A team led by a Harvey Mudd professor programmed some digital gophers to spot possible traps while seeking food — and some without that abilityOne issue in robotics is enabling the robot to detect danger. That’s harder than it might seem; it involves evaluating uncertainties. In their open access paper, a Harvey Mudd College research group describes the situation in dramatic terms by asking readers to picture a dilemma:
Imagine a wealthy individual has announced they have hidden a large sum of money in an abandoned mine. You feel particularly adventurous and visit the mine in search of treasure. Approaching one of the mine’s many entrances, your excitement plummets as you notice the hazardous conditions. The precarious wooden floor planks separating you from a 50-foot drop are worn and rotted. Trails of crumbling rock intermittently fall from the roof and walls, indicating a potential cave-in at any time. You slowly realize this may not be accidental; perhaps the owner of the mine intended to make the situation hopelessly dangerous. As you survey the space with increasing skepticism, you notice some strange beam-and-rope structures attached to a few of the platforms—their trap-like appearance sets off additional red flags. Weighing your safety against the possibility of reward, you decide the perilous quest is not worth the risk.
C. Hom et al., “The Gopher’s Gambit: Survival Advantages of Artifact-Based Intention Perception.” 13th International Conference on Agents and Artificial Intelligence (ICAART 2021), Online, Feb 4–6, 2021.
The problem with going ahead may seem “obvious” to humans. But conveying that “red flag” sense to a robot is another matter. The robot has no independent life experience to rely on.
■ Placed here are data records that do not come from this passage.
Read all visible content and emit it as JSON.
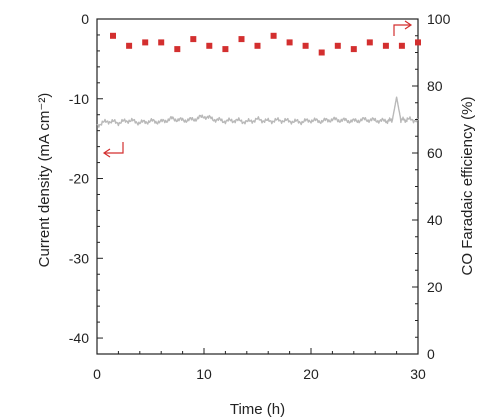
{
  "chart_data": {
    "type": "scatter+line",
    "title": "",
    "xlabel": "Time (h)",
    "ylabel_left": "Current density (mA cm⁻²)",
    "ylabel_right": "CO Faradaic efficiency (%)",
    "xlim": [
      0,
      30
    ],
    "ylim_left": [
      -42,
      0
    ],
    "ylim_right": [
      0,
      100
    ],
    "x_ticks": [
      0,
      10,
      20,
      30
    ],
    "y_left_ticks": [
      0,
      -10,
      -20,
      -30,
      -40
    ],
    "y_right_ticks": [
      0,
      20,
      40,
      60,
      80,
      100
    ],
    "series": [
      {
        "axis": "left",
        "style": "line",
        "color": "#b9b9b9",
        "x": [
          0,
          1,
          2,
          3,
          4,
          5,
          6,
          7,
          8,
          9,
          10,
          11,
          12,
          13,
          14,
          15,
          16,
          17,
          18,
          19,
          20,
          21,
          22,
          23,
          24,
          25,
          26,
          27,
          27.6,
          28.0,
          28.4,
          29,
          30
        ],
        "y": [
          -13.3,
          -12.8,
          -13.0,
          -12.7,
          -13.0,
          -12.8,
          -12.9,
          -12.5,
          -12.7,
          -12.6,
          -12.2,
          -12.6,
          -12.8,
          -12.7,
          -12.9,
          -12.6,
          -12.8,
          -12.7,
          -12.8,
          -12.9,
          -12.7,
          -12.8,
          -12.6,
          -12.7,
          -12.8,
          -12.6,
          -12.7,
          -12.8,
          -12.7,
          -9.8,
          -12.7,
          -12.6,
          -12.7
        ]
      },
      {
        "axis": "right",
        "style": "marker",
        "color": "#d32f2f",
        "x": [
          1.5,
          3,
          4.5,
          6,
          7.5,
          9,
          10.5,
          12,
          13.5,
          15,
          16.5,
          18,
          19.5,
          21,
          22.5,
          24,
          25.5,
          27,
          28.5,
          30
        ],
        "y": [
          95,
          92,
          93,
          93,
          91,
          94,
          92,
          91,
          94,
          92,
          95,
          93,
          92,
          90,
          92,
          91,
          93,
          92,
          92,
          93
        ]
      }
    ],
    "annotations": {
      "left_arrow_color": "#d32f2f",
      "right_arrow_color": "#d32f2f"
    }
  }
}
Can we build in an awareness of potential danger? The Harvey Mudd team, led by assistant professor George Montañez, decided to use digital gophers instead of humans (gophers are simpler) to test the possibilities for programming robots to detect the intentions behind circumstances (as in “it looks like a trap…”):
The computer simulation created virtual gophers and “tested whether intention could be perceived through artifacts, namely, structures in an environment that could potentially be traps,” Montanez added. Further, the study looked at whether the virtual gopher’s “knowledge of whether the structures were intended or accidental could improve survival rates for artificial agents (in our case, artificial gophers).”
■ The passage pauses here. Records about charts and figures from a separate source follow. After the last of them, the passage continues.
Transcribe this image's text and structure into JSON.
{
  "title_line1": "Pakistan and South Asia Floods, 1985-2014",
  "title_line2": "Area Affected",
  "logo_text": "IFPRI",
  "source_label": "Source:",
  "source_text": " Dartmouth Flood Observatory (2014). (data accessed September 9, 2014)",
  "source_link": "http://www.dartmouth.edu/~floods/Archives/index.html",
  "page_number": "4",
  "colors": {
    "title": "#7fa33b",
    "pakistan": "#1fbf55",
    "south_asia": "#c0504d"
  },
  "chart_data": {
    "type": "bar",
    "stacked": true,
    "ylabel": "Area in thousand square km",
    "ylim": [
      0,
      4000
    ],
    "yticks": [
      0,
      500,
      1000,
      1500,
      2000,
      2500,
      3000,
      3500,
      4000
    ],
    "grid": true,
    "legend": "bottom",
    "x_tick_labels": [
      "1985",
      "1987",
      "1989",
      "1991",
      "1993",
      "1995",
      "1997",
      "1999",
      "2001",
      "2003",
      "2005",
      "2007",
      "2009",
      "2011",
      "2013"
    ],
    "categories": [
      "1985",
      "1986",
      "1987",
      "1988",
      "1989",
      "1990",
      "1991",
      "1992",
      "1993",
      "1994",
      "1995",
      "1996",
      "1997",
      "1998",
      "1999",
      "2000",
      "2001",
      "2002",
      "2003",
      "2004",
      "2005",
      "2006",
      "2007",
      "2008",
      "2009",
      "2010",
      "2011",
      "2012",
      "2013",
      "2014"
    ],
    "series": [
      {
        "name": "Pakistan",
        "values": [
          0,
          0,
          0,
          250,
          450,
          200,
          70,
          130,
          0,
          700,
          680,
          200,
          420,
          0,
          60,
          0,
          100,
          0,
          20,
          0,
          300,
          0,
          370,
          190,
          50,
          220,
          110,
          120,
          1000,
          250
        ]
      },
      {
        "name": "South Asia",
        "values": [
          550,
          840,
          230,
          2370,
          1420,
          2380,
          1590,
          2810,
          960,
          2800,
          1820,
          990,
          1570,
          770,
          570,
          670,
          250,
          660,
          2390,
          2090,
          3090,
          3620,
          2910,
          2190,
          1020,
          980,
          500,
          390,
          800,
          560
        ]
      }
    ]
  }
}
Marjorie Hecht, “Harvey Mudd’s virtual gopher study examines how detection of deliberate traps improves survival” at Current Science Daily (November 15, 2021) The paper is open access.
It’s not a straightforward decision: The way the program works is that if the “gopher” avoids too many possible food sources. it will starve but if it lunges into too many structures in pursuit of food, it will get trapped.
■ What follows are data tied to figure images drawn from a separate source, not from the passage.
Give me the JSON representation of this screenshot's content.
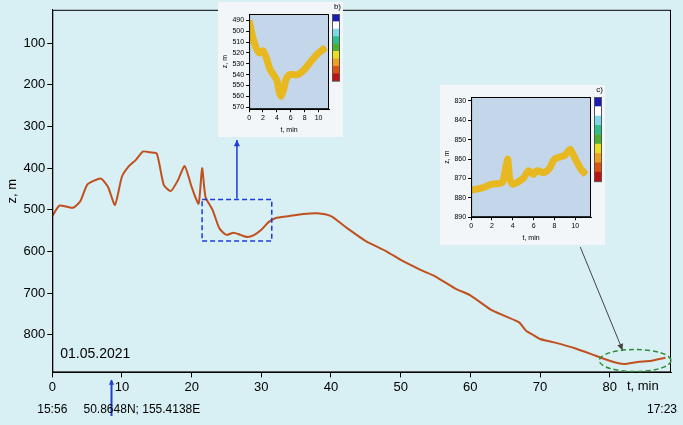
{
  "chart_data": [
    {
      "type": "line",
      "x": [
        0,
        1,
        2,
        3,
        4,
        5,
        6,
        7,
        8,
        9,
        10,
        11,
        12,
        13,
        14,
        15,
        16,
        17,
        18,
        19,
        20,
        21,
        21.5,
        22,
        23,
        24,
        25,
        26,
        27,
        28,
        29,
        30,
        31,
        32,
        34,
        36,
        38,
        40,
        42,
        45,
        48,
        50,
        53,
        55,
        58,
        60,
        63,
        65,
        67,
        68,
        69,
        70,
        72,
        75,
        78,
        80,
        82,
        84,
        86,
        88
      ],
      "values": [
        515,
        490,
        492,
        495,
        480,
        440,
        430,
        425,
        445,
        488,
        420,
        395,
        380,
        360,
        362,
        365,
        440,
        455,
        430,
        395,
        445,
        485,
        400,
        470,
        500,
        545,
        560,
        555,
        560,
        565,
        560,
        548,
        530,
        520,
        515,
        510,
        508,
        515,
        540,
        575,
        600,
        620,
        645,
        660,
        690,
        705,
        740,
        755,
        770,
        790,
        800,
        810,
        818,
        832,
        850,
        862,
        870,
        865,
        862,
        855
      ],
      "color": "#c0501e",
      "xlim": [
        0,
        88.8
      ],
      "xticks": [
        0,
        10,
        20,
        30,
        40,
        50,
        60,
        70,
        80
      ],
      "ylim": [
        20,
        890
      ],
      "yticks": [
        100,
        200,
        300,
        400,
        500,
        600,
        700,
        800
      ],
      "x_label": "t, min",
      "y_label": "z, m",
      "annotations": [
        {
          "text": "01.05.2021"
        },
        {
          "x": 0,
          "text": "15:56"
        },
        {
          "x": 8.5,
          "text": "50.8648N; 155.4138E",
          "marker": "arrow",
          "color": "#2040d0"
        },
        {
          "x": 88.8,
          "text": "17:23"
        }
      ],
      "zoom_boxes": [
        {
          "type": "rectangle",
          "xlim": [
            21.5,
            31.5
          ],
          "ylim": [
            475,
            575
          ],
          "line_style": "dashed",
          "color": "#1a3fd6"
        },
        {
          "type": "ellipse",
          "xlim": [
            78.5,
            88.8
          ],
          "ylim": [
            835,
            888
          ],
          "line_style": "dashed",
          "color": "#2e8b3a"
        }
      ]
    },
    {
      "type": "line",
      "title": "b)",
      "x": [
        0,
        0.5,
        1,
        1.5,
        2,
        2.5,
        3,
        3.5,
        4,
        4.3,
        4.6,
        5,
        5.3,
        5.8,
        6.3,
        7,
        8,
        9,
        10,
        11
      ],
      "values": [
        490,
        505,
        515,
        520,
        518,
        525,
        535,
        540,
        545,
        555,
        560,
        553,
        545,
        540,
        540,
        540,
        535,
        527,
        520,
        515
      ],
      "color": "#d62010",
      "xlim": [
        0,
        11.5
      ],
      "xticks": [
        0,
        2,
        4,
        6,
        8,
        10
      ],
      "ylim": [
        484,
        572
      ],
      "yticks": [
        490,
        500,
        510,
        520,
        530,
        540,
        550,
        560,
        570
      ],
      "x_label": "t, min",
      "y_label": "z, m"
    },
    {
      "type": "line",
      "title": "c)",
      "x": [
        0,
        1,
        2,
        3,
        3.5,
        3.7,
        4,
        5,
        5.5,
        6,
        6.3,
        7,
        7.5,
        8,
        9,
        9.5,
        10,
        10.5,
        11
      ],
      "values": [
        876,
        875,
        873,
        872,
        860,
        870,
        873,
        870,
        866,
        868,
        866,
        867,
        865,
        860,
        858,
        855,
        860,
        865,
        868
      ],
      "color": "#d62010",
      "xlim": [
        0,
        11.5
      ],
      "xticks": [
        0,
        2,
        4,
        6,
        8,
        10
      ],
      "ylim": [
        828,
        890
      ],
      "yticks": [
        830,
        840,
        850,
        860,
        870,
        880,
        890
      ],
      "x_label": "t, min",
      "y_label": "z, m"
    }
  ]
}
And the result of coding gophers to have — or not have — intention perception?
The researchers found that “those gophers who were able to accurately determine whether the structures were designed with the intent to harm allowed the intention-perception gophers to avoid many lethal traps and, therefore, live longer.
Marjorie Hecht, “Harvey Mudd’s virtual gopher study examines how detection of deliberate traps improves survival” at Current Science Daily (November 15, 2021) The paper is open access.
The advantages were more significant than expected. From the paper: “We find that gophers possessing the ability to perceive intention have significantly better survival outcomes than those without intention perception in most of the cases evaluated.”
Intention perception, if it can be generalized, might prevent complex robotic devices from being taken over or destroyed by comparatively simple hacks.
The team plans two more papers, focusing on the advantages of direct vs. indirect intention detection.